Detlef Leistenschneider Ja, irgendwie schon. Vor den ersten drei, vier Vorstellungen in einer neuen Stadt bin ich schon nervös. Aber dann geht es. Und außerdem: Wir Väter kommen ja erst nach einer Viertelstunde auf die Bühne; da habe ich ja noch etwas mehr Zeit. Und groß in die Maske muss ich auch nicht.

2002 spielten Sie das erste Mal die Rolle des Harry Beck in „Mamma Mia“. Was ist anders an Ihrer Figur, ist sie mit Ihnen auch reifer geworden?

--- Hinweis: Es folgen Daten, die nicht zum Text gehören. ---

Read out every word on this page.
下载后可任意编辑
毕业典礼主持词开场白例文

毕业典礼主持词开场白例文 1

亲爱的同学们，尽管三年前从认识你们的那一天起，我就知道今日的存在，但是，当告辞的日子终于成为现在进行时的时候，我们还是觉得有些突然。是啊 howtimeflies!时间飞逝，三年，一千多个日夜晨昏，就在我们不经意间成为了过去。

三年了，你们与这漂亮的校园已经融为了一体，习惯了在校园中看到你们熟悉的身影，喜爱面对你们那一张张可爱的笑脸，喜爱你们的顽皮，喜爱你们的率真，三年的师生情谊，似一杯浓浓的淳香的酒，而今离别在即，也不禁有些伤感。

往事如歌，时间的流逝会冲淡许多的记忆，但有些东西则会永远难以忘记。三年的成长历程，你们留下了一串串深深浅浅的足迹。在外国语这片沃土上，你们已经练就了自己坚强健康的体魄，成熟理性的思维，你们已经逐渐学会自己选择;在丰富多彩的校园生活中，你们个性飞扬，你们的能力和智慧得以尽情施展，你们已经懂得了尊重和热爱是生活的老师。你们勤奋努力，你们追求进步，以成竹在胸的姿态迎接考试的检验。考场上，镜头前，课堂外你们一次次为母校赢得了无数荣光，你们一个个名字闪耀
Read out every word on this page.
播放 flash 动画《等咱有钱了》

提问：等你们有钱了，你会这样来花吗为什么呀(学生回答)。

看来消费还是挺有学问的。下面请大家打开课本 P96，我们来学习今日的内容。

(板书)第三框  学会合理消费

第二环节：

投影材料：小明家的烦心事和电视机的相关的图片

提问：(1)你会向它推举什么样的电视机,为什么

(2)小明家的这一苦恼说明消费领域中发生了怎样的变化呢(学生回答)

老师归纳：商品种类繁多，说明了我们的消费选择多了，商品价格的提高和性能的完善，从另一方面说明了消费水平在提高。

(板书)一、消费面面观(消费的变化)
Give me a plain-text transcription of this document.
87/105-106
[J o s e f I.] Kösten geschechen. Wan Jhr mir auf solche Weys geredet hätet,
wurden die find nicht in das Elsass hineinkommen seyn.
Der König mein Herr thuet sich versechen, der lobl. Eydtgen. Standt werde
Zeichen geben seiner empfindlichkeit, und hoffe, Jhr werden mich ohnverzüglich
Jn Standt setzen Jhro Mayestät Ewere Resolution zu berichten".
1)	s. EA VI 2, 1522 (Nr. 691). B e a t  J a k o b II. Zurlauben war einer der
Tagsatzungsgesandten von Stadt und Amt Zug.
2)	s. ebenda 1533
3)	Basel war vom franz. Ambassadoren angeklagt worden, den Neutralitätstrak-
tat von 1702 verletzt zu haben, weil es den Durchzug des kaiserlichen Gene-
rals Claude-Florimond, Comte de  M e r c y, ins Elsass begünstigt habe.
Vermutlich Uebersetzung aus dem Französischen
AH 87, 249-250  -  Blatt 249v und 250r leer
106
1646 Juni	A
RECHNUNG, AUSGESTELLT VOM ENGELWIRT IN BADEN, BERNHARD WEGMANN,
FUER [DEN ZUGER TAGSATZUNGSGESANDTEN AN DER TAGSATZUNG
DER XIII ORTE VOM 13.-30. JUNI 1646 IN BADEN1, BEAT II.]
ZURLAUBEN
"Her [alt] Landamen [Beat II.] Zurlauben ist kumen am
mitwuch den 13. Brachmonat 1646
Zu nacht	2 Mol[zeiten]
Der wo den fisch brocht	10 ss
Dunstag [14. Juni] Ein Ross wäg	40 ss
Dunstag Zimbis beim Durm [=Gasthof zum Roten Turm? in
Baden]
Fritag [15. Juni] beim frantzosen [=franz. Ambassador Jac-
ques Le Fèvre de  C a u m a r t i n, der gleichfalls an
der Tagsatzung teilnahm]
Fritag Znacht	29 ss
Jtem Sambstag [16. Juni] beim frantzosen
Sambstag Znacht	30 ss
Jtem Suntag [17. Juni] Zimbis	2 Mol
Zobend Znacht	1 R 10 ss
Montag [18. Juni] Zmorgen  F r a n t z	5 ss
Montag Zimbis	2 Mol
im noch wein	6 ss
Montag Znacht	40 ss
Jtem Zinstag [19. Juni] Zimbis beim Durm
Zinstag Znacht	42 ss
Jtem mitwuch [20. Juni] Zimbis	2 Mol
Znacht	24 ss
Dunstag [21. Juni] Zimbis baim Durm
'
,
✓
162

Leistenschneider Ich glaube schon, dass Harry mit mir reifer geworden ist. Damals war ich 29, und ich habe immer versucht, das richtige Alter zu spielen. Harry ist ja schließlich in den Vierzigern. Mittlerweile brauche ich nicht mehr zu spielen, da ich selbst in dem richtigen Alter bin. Das ist sehr angenehm. Denn ich kann einfach Detlef Leistenschneider sein, der sich ganz auf den Charakter der Figur konzentrieren kann. Ich denke, mein Harry von heute ist ehrlicher und persönlicher. Und hat mehr Erfahrung.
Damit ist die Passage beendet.